One of the most historic riverfront properties of the Forbes district, The Angle, has been sold privately to become a water-secure extension of a family-owned high-country grazing operation.
Comprising 470 hectares including 141ha of developed irrigation, The Angle fronts the Lachlan River for 15 kilometres at Warroo. Now owned by Marg Farthing, the property was originally listed for sale by Ainslie Toole of Nutrien Harcourts Forbes last November, but harvest and Christmas intervened and the marketing was put on hold.
Ms Toole had been preparing to re-advertised the property for autumn auction when an offer was lobbed in that the vendor - as they say in the trade - 'couldn't refuse'. No price has been disclosed but the agent's price guide was in a range from $8-$10 million.
The buyers are John and Denise Brien of The Retreat at Oberon, who already own Yarrangong North and Montana in the Forbes district as well as Middle Creek and Arrow Grove at Oberon. Family representative Zac Rowlandson said The Angle had appealed because it added an irrigation dimension to their existing dryland operation, giving added security for livestock finishing and fodder.
The property comes with a 668-megalitre river licence and a 521ML bore licence and has a long history of lucerne production as well as cotton, canola and other cash crops.
As such, it will be a valuable addition to the Briens' present pastoral operation which now turns off 10,000-plus first- and second-cross lambs alongside an 1800-head cattle breeding and trading enterprise.
Marg Farthing and her late husband Max, who died in 2016 at just 63, bought The Angle in 2004 through the same agent when it was a property of 227ha, later adding the adjoining Colai of 243ha to make up the present parcel.
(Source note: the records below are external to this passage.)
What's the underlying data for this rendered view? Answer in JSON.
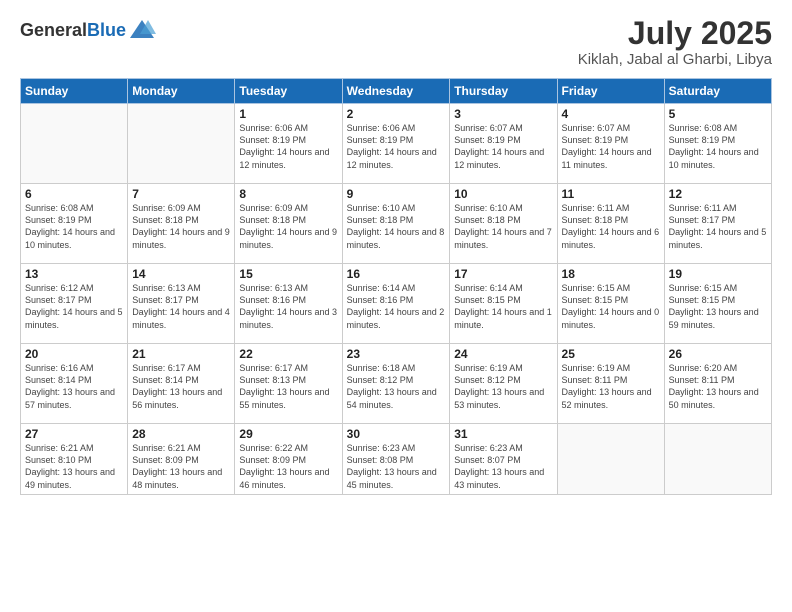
{
  "logo": {
    "general": "General",
    "blue": "Blue"
  },
  "header": {
    "month": "July 2025",
    "location": "Kiklah, Jabal al Gharbi, Libya"
  },
  "weekdays": [
    "Sunday",
    "Monday",
    "Tuesday",
    "Wednesday",
    "Thursday",
    "Friday",
    "Saturday"
  ],
  "weeks": [
    [
      {
        "day": "",
        "info": ""
      },
      {
        "day": "",
        "info": ""
      },
      {
        "day": "1",
        "info": "Sunrise: 6:06 AM\nSunset: 8:19 PM\nDaylight: 14 hours and 12 minutes."
      },
      {
        "day": "2",
        "info": "Sunrise: 6:06 AM\nSunset: 8:19 PM\nDaylight: 14 hours and 12 minutes."
      },
      {
        "day": "3",
        "info": "Sunrise: 6:07 AM\nSunset: 8:19 PM\nDaylight: 14 hours and 12 minutes."
      },
      {
        "day": "4",
        "info": "Sunrise: 6:07 AM\nSunset: 8:19 PM\nDaylight: 14 hours and 11 minutes."
      },
      {
        "day": "5",
        "info": "Sunrise: 6:08 AM\nSunset: 8:19 PM\nDaylight: 14 hours and 10 minutes."
      }
    ],
    [
      {
        "day": "6",
        "info": "Sunrise: 6:08 AM\nSunset: 8:19 PM\nDaylight: 14 hours and 10 minutes."
      },
      {
        "day": "7",
        "info": "Sunrise: 6:09 AM\nSunset: 8:18 PM\nDaylight: 14 hours and 9 minutes."
      },
      {
        "day": "8",
        "info": "Sunrise: 6:09 AM\nSunset: 8:18 PM\nDaylight: 14 hours and 9 minutes."
      },
      {
        "day": "9",
        "info": "Sunrise: 6:10 AM\nSunset: 8:18 PM\nDaylight: 14 hours and 8 minutes."
      },
      {
        "day": "10",
        "info": "Sunrise: 6:10 AM\nSunset: 8:18 PM\nDaylight: 14 hours and 7 minutes."
      },
      {
        "day": "11",
        "info": "Sunrise: 6:11 AM\nSunset: 8:18 PM\nDaylight: 14 hours and 6 minutes."
      },
      {
        "day": "12",
        "info": "Sunrise: 6:11 AM\nSunset: 8:17 PM\nDaylight: 14 hours and 5 minutes."
      }
    ],
    [
      {
        "day": "13",
        "info": "Sunrise: 6:12 AM\nSunset: 8:17 PM\nDaylight: 14 hours and 5 minutes."
      },
      {
        "day": "14",
        "info": "Sunrise: 6:13 AM\nSunset: 8:17 PM\nDaylight: 14 hours and 4 minutes."
      },
      {
        "day": "15",
        "info": "Sunrise: 6:13 AM\nSunset: 8:16 PM\nDaylight: 14 hours and 3 minutes."
      },
      {
        "day": "16",
        "info": "Sunrise: 6:14 AM\nSunset: 8:16 PM\nDaylight: 14 hours and 2 minutes."
      },
      {
        "day": "17",
        "info": "Sunrise: 6:14 AM\nSunset: 8:15 PM\nDaylight: 14 hours and 1 minute."
      },
      {
        "day": "18",
        "info": "Sunrise: 6:15 AM\nSunset: 8:15 PM\nDaylight: 14 hours and 0 minutes."
      },
      {
        "day": "19",
        "info": "Sunrise: 6:15 AM\nSunset: 8:15 PM\nDaylight: 13 hours and 59 minutes."
      }
    ],
    [
      {
        "day": "20",
        "info": "Sunrise: 6:16 AM\nSunset: 8:14 PM\nDaylight: 13 hours and 57 minutes."
      },
      {
        "day": "21",
        "info": "Sunrise: 6:17 AM\nSunset: 8:14 PM\nDaylight: 13 hours and 56 minutes."
      },
      {
        "day": "22",
        "info": "Sunrise: 6:17 AM\nSunset: 8:13 PM\nDaylight: 13 hours and 55 minutes."
      },
      {
        "day": "23",
        "info": "Sunrise: 6:18 AM\nSunset: 8:12 PM\nDaylight: 13 hours and 54 minutes."
      },
      {
        "day": "24",
        "info": "Sunrise: 6:19 AM\nSunset: 8:12 PM\nDaylight: 13 hours and 53 minutes."
      },
      {
        "day": "25",
        "info": "Sunrise: 6:19 AM\nSunset: 8:11 PM\nDaylight: 13 hours and 52 minutes."
      },
      {
        "day": "26",
        "info": "Sunrise: 6:20 AM\nSunset: 8:11 PM\nDaylight: 13 hours and 50 minutes."
      }
    ],
    [
      {
        "day": "27",
        "info": "Sunrise: 6:21 AM\nSunset: 8:10 PM\nDaylight: 13 hours and 49 minutes."
      },
      {
        "day": "28",
        "info": "Sunrise: 6:21 AM\nSunset: 8:09 PM\nDaylight: 13 hours and 48 minutes."
      },
      {
        "day": "29",
        "info": "Sunrise: 6:22 AM\nSunset: 8:09 PM\nDaylight: 13 hours and 46 minutes."
      },
      {
        "day": "30",
        "info": "Sunrise: 6:23 AM\nSunset: 8:08 PM\nDaylight: 13 hours and 45 minutes."
      },
      {
        "day": "31",
        "info": "Sunrise: 6:23 AM\nSunset: 8:07 PM\nDaylight: 13 hours and 43 minutes."
      },
      {
        "day": "",
        "info": ""
      },
      {
        "day": "",
        "info": ""
      }
    ]
  ]
}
Previously The Angle had been held since early settlement by successive generations of the Lee and MacPhillamy families, for the last half-century by the late Peter MacPhillamy and his wife Barbara (nee Lee).
Peter MacPhillamy in his heyday was a well-known agri-political firebrand, penning terse letters to The Land about water and other subjects close to his heart. For many years The Angle formed part of the vast Warroo run of Charles Marsden MacPhillamy.
It was managed and expanded by his son C.S. MacPhillamy. On C.S. MacPhillamy's watch Warroo encompassed some 40,000ha stretching from the Lachlan almost to Lake Cowal and turning off at its peak an annual woolclip of 1000 bales.
After his death in 1935 the property was divided among his children and much of it sold off, but choice morsels - including The Angle - remained in family hands.